Many FX participants are already reviewing their FX operating model, building support for FX clearing and Futures in addition to their OTC FX.
This is not in the belief that the entire FX market will move to a cleared model, but it is evident that pioneering firms are already staking their claim as well as exploiting the values that hybrid OTC and Cleared products can bring; blurring the historic lines that have previously separated bilateral FX models, PB’d access to markets, OTC clearing, and FX Futures.
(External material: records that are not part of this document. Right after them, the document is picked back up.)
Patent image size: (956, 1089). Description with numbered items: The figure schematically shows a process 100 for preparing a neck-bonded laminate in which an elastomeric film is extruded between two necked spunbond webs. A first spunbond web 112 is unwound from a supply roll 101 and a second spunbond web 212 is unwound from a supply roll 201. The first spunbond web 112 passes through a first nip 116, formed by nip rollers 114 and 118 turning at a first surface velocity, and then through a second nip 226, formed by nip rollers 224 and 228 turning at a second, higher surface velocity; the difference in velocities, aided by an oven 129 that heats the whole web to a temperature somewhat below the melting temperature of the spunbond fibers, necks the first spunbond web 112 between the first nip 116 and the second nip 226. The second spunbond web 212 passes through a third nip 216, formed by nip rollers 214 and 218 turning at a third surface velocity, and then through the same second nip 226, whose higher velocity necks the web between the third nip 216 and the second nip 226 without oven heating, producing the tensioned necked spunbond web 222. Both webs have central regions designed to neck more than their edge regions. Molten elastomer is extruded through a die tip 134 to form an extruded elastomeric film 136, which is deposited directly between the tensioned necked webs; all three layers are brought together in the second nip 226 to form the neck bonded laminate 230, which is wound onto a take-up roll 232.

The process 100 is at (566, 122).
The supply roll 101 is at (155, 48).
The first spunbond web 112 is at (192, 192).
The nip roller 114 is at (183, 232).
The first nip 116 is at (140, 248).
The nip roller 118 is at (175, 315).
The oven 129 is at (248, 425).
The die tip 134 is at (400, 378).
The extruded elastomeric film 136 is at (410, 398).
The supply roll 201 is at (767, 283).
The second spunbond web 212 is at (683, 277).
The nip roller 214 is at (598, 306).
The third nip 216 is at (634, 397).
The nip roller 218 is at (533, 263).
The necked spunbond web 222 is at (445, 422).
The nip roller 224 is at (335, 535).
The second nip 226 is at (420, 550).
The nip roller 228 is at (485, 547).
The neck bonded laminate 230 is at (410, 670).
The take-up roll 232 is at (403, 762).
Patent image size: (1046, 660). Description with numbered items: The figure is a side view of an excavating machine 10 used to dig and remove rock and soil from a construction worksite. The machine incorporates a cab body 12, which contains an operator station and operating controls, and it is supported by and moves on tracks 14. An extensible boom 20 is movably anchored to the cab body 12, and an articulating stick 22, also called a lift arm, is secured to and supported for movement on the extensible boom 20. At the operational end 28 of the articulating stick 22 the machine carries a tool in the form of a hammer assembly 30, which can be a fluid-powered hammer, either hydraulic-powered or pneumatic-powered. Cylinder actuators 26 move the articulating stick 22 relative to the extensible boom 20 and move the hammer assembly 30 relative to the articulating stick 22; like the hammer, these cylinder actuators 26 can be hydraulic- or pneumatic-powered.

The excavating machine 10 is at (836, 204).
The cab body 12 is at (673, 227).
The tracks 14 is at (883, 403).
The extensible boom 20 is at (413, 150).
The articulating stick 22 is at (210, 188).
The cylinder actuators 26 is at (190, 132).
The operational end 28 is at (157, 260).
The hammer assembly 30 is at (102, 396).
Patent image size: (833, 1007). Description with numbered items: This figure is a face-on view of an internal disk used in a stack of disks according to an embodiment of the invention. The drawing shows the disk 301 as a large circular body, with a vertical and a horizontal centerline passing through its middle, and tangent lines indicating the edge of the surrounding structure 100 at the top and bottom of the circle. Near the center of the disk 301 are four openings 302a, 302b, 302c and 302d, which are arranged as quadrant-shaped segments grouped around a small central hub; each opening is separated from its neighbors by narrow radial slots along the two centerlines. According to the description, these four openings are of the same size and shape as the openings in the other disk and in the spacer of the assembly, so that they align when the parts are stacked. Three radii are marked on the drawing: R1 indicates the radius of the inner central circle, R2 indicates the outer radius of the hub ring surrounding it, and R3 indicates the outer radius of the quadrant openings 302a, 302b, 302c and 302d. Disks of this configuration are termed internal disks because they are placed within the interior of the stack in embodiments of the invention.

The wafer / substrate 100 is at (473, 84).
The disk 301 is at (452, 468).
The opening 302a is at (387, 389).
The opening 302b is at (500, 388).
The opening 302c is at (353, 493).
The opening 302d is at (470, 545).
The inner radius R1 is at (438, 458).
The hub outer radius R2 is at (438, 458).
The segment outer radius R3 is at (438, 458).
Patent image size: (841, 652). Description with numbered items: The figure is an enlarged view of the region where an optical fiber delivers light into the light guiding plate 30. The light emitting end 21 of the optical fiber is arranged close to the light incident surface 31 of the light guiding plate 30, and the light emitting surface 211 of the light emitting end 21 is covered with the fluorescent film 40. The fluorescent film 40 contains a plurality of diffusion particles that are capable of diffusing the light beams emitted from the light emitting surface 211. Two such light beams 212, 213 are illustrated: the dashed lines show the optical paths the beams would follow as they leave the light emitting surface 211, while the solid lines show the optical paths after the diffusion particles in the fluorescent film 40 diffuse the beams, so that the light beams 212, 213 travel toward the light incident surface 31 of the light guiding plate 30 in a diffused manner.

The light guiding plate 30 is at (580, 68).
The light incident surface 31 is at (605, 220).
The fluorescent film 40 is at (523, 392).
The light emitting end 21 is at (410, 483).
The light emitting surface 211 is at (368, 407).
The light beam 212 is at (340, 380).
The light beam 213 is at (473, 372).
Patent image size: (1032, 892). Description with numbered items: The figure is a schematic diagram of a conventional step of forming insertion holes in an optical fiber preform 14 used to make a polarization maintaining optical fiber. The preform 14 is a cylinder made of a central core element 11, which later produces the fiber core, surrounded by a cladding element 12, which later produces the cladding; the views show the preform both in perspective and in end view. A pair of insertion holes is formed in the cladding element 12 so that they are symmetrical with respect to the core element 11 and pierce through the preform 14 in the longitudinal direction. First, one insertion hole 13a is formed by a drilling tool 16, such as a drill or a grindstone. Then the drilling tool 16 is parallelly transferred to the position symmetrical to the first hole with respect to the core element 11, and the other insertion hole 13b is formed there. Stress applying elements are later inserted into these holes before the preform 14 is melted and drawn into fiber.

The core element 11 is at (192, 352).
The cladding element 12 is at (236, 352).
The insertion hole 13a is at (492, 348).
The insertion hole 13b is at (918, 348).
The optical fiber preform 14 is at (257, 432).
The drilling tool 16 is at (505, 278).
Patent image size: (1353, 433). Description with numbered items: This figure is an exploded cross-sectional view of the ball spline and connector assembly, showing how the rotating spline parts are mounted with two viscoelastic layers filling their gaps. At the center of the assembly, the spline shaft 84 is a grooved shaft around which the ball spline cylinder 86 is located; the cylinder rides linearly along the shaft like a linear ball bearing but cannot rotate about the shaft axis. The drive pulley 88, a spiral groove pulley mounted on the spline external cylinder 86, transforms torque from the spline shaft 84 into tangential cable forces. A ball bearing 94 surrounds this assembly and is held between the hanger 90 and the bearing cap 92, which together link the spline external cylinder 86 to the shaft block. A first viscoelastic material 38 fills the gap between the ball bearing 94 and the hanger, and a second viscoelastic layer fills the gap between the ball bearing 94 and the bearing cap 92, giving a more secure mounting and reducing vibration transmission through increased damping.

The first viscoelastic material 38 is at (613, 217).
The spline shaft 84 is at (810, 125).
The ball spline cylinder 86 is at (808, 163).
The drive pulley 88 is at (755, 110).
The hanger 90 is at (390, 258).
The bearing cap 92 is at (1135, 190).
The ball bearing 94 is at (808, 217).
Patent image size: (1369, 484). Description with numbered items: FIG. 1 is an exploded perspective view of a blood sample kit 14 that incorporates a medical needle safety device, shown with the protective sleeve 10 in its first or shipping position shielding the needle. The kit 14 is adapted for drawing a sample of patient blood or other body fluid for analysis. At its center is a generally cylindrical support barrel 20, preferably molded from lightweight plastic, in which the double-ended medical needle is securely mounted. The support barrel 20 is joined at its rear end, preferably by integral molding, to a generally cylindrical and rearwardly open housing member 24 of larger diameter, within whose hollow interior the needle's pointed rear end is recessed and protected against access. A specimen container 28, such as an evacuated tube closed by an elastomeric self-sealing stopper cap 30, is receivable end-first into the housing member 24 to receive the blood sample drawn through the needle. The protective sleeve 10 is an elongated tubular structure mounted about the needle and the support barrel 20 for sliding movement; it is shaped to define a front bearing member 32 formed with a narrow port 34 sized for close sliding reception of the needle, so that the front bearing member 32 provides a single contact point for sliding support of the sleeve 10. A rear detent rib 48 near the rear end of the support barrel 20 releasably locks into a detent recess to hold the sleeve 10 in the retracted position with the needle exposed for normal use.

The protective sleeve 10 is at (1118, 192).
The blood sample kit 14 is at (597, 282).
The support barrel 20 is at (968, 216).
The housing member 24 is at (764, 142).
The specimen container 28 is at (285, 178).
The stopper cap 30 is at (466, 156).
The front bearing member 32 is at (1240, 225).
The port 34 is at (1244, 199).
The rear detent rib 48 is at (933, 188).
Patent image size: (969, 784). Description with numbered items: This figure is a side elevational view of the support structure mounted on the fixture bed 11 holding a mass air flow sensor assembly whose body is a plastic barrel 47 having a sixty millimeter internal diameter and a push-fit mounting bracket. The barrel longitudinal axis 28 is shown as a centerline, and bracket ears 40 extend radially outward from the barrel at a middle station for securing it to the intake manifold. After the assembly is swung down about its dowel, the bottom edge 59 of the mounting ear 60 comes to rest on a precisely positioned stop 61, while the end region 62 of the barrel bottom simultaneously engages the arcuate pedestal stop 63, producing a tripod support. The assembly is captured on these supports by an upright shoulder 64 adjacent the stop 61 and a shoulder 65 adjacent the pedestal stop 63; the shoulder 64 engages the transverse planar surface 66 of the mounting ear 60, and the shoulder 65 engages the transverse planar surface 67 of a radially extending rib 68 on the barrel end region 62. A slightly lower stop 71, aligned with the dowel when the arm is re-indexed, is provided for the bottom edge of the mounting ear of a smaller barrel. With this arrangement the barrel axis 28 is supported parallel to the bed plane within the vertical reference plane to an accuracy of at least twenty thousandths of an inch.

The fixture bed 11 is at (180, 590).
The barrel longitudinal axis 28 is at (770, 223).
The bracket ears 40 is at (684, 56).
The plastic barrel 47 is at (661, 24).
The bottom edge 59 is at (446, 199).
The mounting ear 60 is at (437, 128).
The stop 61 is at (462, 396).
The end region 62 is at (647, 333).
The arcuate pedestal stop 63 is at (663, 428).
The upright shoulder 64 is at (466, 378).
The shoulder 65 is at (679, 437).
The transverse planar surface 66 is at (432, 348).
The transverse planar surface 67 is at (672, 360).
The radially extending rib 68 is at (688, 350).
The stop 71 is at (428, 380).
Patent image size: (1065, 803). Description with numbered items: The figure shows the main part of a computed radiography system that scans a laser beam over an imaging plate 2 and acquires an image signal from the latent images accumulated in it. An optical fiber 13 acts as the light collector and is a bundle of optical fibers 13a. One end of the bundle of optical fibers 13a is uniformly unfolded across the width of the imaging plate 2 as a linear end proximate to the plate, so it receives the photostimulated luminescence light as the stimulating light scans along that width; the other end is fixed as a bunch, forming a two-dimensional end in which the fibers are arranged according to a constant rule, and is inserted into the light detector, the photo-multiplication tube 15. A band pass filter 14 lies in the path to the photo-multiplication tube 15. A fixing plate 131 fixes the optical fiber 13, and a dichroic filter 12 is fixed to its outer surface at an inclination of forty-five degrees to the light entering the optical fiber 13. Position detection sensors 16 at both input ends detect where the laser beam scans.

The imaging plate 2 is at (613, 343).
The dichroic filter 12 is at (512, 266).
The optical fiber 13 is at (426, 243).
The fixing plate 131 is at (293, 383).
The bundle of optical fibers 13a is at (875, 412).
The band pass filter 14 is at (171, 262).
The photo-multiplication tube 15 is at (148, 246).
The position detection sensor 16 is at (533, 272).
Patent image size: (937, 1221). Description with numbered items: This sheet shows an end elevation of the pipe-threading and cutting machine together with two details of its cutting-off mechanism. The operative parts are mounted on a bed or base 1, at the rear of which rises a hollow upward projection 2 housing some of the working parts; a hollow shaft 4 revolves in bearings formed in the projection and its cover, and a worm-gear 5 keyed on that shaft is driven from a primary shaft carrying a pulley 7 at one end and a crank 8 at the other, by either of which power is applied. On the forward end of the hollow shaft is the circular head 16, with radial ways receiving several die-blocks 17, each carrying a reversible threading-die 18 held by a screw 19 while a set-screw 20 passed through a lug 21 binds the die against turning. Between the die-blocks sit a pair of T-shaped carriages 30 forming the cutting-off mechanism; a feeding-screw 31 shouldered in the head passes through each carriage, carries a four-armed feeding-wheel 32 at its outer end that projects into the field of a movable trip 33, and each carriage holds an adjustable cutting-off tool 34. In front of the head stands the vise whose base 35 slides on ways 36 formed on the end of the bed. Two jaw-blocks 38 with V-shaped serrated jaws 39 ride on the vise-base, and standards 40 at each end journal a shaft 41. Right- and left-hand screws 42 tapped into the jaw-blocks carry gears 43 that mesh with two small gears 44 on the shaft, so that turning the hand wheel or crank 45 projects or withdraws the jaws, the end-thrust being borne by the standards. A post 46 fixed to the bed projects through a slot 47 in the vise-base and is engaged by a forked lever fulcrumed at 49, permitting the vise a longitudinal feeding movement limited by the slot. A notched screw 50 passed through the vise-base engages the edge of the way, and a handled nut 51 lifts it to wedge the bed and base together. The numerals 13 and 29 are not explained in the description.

While FX clearing is evolving from a market with pockets of activity (such as interdealer NDF) as it is only now that deliverable FX clearing services are becoming available such as Eurex’s that will support the OTC FX products where the real ADV is seen (FX Swap, Outright Forwards, FX Spot), in the short term it is Futures that offer a more immediate win for clients - so let’s focus on the two key challenges that are already being overcome: liquidity and cost efficiency.
It’s all about Liquidity
Well, actually it’s not all about liquidity, but the simple truth remains that if you don’t have access to enough liquidity then you can’t do the trade you need to do.
While FX Futures have operated with a ceiling of electronic liquidity for many years, the constraints of trading on-exchange has been a blocker for many market takers as well as the rigid nature of the monthly and quarterly products that have been available.
So the new Deutsche Börse Group FX Futures proposition is actually a hybrid ecosystem beyond the order book, and with a broader product selection. We do of course have an exchange platform; the industry-leading Eurex T7 exchange platform where our FX contracts are listed, and with committed liquidity providers providing tight no last look pricing through the day it’s a great a place to get your trade done. But we do understand that an all-to-all, firm liquidity, central limit orderbook is not always the right route every price taker needs to take for every situation.
That’s why as a buyside FX participant using 360T, not only can you access that Eurex orderbook literally alongside your OTC activity, but you can also face your LPs in disclosed, transparent, electronic models that give you electronic futures liquidity that is quoted for you and relevant to you. Yes, for the first time, if you wanted to trade FX Futures using disclosed models against a panel of LPs, just like you do in OTC, you can do this now with Futures on 360T.
Even beyond the prospect of bespoke electronic liquidity though, we have a further backstop of voice brokers willing and able to price in size so you can always unwind large positions even if they would be potentially beyond orderbook adv or open interest, or when you need to use an immediate risk transference price for your trade.
So whether it is monthly and quarterly deliverable contracts, or the Eurex Rolling Spot Futures to effectively trade spot in your Futures account, you can now access these products without having to do all of your trading on-exchange.
It’s all about cost efficiency
This is actually where the most change will be occurring as the route to the best outcome for your trade will depend on what liquidity you have in suitable products, through all channels available, understanding the benefits each choice brings to your overall portfolio/business.
This sounds obvious, but it’s a lot of data to be crunched: For example, just the consideration of whether to centrally clear a trade has many perspectives; including whether to use an OTC cleared trade or a Futures product to achieve a lower margin, and to look beyond the headline capital benefits you can accrue from clearing (which fyi our model shows at around 9 basis points - even with exemptions from mandated bilateral margin!), to evaluate the right account, clearing member, and even CCP as well as whether this trade will reduce your overall margin or collateral burden or you need to fund or mobilise assets in order to post margin to support it.
As you can imagine, this will drive a new trading model that will feed on multidimensional data like never before; and which can generate the trades that will optimise your portfolio and so also your returns, via informed trading and the use of the right products.
2019: FX clearing is the new normal
While the above sets out an end state that may still be a way off for many participants, the first steps to realising some benefits are in reach. We are already running client portfolios and scenarios through a model helping to show the benefits of clearing, and offering easy access to Futures products alongside OTC in 360T as a route to exploiting immediate benefits. With a recent swell of enquiry and activity resulting from our Futures product soft launches, it is already clear that use of FX Futures and Clearing will become part of the new normal for many firm’s FX trading activity, through 2019.